Where M (II) represents a divalent metal cation, M (III) represents a trivalent metal cation, A is an anionic species, n is the number of charges of the anion, x is a number less than 0.1 to 0.5 and y is 0 Is more than positive.
The method of claim 19, wherein the divalent metal cation is selected from the group consisting of Mg 2+ , Ca 2+ , Co 2+ , Cu 2+ , Ni 2+ and Zn 2+ , wherein the trivalent metal cation is Al 3. + , Cr 3+ , Fe 3+ , Ga 3+ , In 3+ , V 3+ , and Ti 3+ , wherein the anion is CO 3 2- , NO 3- , Cl − , OH − , O 2- , and SO 4 2- .

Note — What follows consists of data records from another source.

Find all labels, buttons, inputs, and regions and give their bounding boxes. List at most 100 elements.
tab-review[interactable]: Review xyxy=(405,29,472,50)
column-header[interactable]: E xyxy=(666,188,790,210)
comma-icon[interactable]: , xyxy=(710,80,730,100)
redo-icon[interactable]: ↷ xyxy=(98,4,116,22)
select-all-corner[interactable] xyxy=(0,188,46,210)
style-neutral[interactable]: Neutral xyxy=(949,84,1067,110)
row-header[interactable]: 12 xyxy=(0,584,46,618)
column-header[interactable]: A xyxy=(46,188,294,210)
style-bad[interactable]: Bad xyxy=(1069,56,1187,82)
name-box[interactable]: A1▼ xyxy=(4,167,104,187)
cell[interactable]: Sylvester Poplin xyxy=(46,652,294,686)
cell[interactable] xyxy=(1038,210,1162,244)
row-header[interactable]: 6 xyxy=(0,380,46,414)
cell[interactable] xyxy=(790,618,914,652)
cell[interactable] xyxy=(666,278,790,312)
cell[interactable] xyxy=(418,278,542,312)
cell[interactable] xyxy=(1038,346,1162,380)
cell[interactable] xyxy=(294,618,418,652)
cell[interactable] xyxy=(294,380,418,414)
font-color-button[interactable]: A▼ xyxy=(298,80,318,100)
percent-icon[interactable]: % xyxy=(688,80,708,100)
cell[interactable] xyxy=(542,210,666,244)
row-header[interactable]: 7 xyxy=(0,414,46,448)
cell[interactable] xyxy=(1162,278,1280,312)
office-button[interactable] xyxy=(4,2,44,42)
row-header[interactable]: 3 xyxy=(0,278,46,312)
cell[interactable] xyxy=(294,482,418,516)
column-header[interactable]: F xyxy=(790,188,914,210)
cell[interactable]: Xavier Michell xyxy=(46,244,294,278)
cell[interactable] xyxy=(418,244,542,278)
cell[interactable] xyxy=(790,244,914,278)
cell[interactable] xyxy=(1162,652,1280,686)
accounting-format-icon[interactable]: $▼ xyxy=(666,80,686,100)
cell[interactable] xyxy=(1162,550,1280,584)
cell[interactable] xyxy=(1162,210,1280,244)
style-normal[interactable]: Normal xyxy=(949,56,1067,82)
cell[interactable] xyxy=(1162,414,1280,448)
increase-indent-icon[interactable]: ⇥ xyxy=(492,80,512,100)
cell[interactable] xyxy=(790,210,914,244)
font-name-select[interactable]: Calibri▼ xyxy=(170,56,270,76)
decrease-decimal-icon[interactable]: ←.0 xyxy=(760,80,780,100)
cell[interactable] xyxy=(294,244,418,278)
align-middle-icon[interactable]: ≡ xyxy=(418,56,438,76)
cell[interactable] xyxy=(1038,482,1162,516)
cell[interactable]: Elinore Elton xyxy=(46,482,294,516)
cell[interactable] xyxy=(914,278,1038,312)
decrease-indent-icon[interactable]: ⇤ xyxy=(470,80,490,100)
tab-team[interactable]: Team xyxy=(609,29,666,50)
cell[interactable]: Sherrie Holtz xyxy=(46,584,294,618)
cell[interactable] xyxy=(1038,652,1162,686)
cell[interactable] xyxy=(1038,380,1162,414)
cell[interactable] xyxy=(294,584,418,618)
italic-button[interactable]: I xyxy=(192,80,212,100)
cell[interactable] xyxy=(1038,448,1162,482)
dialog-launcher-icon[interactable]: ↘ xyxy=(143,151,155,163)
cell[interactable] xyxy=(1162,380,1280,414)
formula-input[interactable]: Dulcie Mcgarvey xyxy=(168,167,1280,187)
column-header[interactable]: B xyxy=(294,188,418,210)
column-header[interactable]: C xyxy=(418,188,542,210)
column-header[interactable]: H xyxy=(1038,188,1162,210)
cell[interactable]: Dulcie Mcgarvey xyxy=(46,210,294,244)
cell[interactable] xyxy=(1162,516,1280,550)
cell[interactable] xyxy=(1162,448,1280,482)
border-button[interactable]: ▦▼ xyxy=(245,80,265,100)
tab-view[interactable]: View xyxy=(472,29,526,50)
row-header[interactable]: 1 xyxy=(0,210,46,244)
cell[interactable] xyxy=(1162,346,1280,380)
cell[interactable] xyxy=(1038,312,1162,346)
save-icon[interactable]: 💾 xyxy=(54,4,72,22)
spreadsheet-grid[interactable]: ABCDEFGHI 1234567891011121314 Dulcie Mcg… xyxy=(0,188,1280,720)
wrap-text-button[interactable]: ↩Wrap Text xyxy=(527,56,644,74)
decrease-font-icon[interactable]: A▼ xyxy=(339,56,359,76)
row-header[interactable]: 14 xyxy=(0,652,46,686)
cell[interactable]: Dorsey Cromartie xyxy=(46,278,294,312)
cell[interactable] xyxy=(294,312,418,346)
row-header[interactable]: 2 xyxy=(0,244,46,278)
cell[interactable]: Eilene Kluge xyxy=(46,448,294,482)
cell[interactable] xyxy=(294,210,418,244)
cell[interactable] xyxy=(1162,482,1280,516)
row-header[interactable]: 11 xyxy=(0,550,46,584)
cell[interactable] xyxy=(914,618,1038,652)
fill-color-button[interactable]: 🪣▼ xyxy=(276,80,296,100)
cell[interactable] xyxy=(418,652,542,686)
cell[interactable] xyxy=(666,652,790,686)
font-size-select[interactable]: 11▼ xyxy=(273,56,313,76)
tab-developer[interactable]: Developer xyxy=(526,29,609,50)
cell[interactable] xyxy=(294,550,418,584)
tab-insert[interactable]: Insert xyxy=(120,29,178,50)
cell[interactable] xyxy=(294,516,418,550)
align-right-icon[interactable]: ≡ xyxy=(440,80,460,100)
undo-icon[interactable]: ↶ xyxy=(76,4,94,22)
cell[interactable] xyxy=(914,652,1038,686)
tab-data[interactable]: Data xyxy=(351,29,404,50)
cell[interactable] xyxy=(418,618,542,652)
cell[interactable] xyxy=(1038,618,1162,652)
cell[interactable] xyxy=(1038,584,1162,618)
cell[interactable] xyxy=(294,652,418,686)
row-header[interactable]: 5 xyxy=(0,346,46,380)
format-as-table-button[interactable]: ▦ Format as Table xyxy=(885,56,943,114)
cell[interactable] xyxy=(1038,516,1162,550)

A method of preparing a pharmaceutical composition for treating tumors, comprising the siRNA-layered inorganic hydroxide nanohybrid of claim 9, comprising the following steps:

(a) adding a base aqueous solution to an aqueous solution containing a divalent metal salt and a trivalent metal salt to prepare a precipitated layered inorganic hydroxide; (b) mixing and stirring the siRNA-containing solution with the solution containing the layered inorganic hydroxide prepared in step (a) to form a siRNA-layered inorganic hydroxide nano hybrid; (c) binding a tumor marker specific multifunctional ligand to the hybrid to prepare a target-oriented siRNA-layered inorganic hydroxide nanohybrid; And (d) formulating a pharmaceutically acceptable carrier for the nanohybrid.